System of linear equations

In mathematics and linear algebra, a system of linear equations is a set of linear equations such as

3 x₁ + 2 x₂ - x₃ = 1

2 x₁ - 2 x₂ + 4x₃ = -2

-x₁ + 1/2 x₂ - x₃ = 0

The problem is to find those values for the unknowns x₁, x₂ and x₃ which satisfy all three equations simultaneously.

Systems of linear equations belong to the oldest problems in mathematics and they have many applications, such as in digital signal processing, estimation, forecasting and generally in linear programming and in the approximation of non-linear problems in numerical analysis. An efficient way to solve systems of linear equations is given by the Gauss-Jordan elimination or by the Cholesky decomposition.

In general, a system with m linear equations and n unknowns can be written as

a₁₁x₁ + a₁₂x₂ + … + a_1nx_n = b₁

a₂₁x₁ + a₂₂x₂ + … + a_2nx_n = b₂

    :

    :

a_m1x₁ + a_m2x₂ + … + a_mnx_n = b_m

where x₁,...,x_n are the unknowns and the numbers a_ij are the coefficients of the system. This can also be represented as

A x = b,

where A is an m-by-n matrix, x is a column vector with n entries and b is a column vector with m entries. The above mentioned Gauss-Jordan elimination applies to all these systems, even if the coefficients come from an arbitrary field.

If the field is infinite (as in the case of the real or complex numbers), then only the following three cases are possible for any given system of linear equations:

• the system has no solution
• the system has a single solution
• the system has infinitely many solutions

A system of the form

A x = 0

is called a homogenous system of linear equations. The set of all solutions of such a homogeneous system is always a linear subspace of F ⁿ, where F is the field of coefficients.

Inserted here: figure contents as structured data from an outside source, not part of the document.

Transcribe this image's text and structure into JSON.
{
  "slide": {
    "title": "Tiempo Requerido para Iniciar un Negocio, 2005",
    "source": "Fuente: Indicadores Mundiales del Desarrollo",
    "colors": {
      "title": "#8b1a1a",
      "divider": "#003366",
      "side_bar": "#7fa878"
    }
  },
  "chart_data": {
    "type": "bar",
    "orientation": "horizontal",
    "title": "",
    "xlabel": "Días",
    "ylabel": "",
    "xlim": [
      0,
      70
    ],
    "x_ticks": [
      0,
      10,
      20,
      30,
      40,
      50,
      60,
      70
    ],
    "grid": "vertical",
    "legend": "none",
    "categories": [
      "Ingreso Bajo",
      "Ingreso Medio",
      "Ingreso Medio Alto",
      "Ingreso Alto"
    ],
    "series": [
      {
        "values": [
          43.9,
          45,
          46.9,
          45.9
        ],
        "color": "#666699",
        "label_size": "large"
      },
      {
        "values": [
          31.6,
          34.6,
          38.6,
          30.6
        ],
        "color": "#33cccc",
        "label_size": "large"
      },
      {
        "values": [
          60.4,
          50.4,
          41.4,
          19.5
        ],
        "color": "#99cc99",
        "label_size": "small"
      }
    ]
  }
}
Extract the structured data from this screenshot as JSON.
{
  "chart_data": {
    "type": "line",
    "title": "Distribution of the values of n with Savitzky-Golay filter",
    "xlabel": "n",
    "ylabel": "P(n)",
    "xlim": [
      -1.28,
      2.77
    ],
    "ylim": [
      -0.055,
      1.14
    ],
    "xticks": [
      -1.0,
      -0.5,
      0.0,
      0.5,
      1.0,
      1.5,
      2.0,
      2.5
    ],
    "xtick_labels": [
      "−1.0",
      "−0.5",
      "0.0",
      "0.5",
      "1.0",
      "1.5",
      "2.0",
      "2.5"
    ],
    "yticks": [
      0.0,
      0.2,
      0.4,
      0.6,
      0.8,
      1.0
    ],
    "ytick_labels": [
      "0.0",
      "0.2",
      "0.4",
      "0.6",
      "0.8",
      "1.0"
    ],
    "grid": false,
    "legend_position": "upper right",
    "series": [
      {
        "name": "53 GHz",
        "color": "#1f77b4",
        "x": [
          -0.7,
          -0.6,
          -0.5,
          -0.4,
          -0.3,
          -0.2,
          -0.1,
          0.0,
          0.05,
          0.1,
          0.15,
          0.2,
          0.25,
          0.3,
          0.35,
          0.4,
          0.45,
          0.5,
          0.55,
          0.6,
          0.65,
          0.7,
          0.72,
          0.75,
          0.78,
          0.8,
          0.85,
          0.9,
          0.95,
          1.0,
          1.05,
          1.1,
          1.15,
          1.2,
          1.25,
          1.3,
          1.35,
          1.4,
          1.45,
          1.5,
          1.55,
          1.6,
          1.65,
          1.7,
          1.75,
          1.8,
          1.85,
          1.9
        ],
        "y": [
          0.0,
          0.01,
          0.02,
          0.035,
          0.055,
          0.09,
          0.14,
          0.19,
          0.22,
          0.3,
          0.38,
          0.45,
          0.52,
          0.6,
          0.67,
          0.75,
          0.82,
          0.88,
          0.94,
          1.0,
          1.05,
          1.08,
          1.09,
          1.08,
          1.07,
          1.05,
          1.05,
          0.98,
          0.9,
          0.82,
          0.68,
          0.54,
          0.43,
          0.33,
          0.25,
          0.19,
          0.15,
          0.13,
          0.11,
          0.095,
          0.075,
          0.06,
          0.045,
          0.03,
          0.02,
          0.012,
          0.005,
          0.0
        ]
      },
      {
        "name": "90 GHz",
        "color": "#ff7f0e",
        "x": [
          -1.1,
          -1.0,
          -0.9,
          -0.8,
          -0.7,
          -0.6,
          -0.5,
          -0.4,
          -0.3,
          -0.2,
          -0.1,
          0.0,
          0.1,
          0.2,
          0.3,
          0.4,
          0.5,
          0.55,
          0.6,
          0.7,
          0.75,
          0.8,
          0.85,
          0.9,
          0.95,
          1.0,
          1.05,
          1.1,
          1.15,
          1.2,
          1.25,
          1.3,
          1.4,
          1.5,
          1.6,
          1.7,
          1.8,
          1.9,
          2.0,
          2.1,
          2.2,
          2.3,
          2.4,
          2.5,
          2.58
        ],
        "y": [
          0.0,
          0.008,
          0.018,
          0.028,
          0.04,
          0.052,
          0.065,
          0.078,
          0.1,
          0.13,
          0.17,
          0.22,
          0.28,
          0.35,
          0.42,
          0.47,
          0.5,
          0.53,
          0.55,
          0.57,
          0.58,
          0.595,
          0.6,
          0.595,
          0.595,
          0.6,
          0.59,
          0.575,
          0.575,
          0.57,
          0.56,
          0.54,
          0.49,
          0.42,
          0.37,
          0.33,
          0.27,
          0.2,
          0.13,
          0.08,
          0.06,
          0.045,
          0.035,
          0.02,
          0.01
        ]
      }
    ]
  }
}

Especially in view of the abiove applications, several more efficient alternatives to Gauss-Jordan elimination have been developed for a wide diversity of special cases. Many of these improved algorithms are of complexity O(n²). Some of the most common special cases are:

• For problems of the form Ax = b, where A is a symmetric Toeplitz matrix, we can use Levinson recursion or one of its derivatives. One special commonly used Levinson-like derivative is Schur recursion[?], which is used in many digital signal processing applications.
• For problems of the form Ax = b, where A is a singular matrix or nearly singular, the matrix A is decomposed into the product of three matrices in a process called singular-value decomposition. The left and right hand matrices are left and right hand singular vectors. The middle matrix is a diagonal matrix and contains the singular values. The matrix can then be inverted simply by reversing the order of the three components, transposing the singular vector matrices, and taking the reciprocal of the diagonal elements of the middle matrix. If any of the singular values is too close to zero and therefore close to being singular, they are set to zero.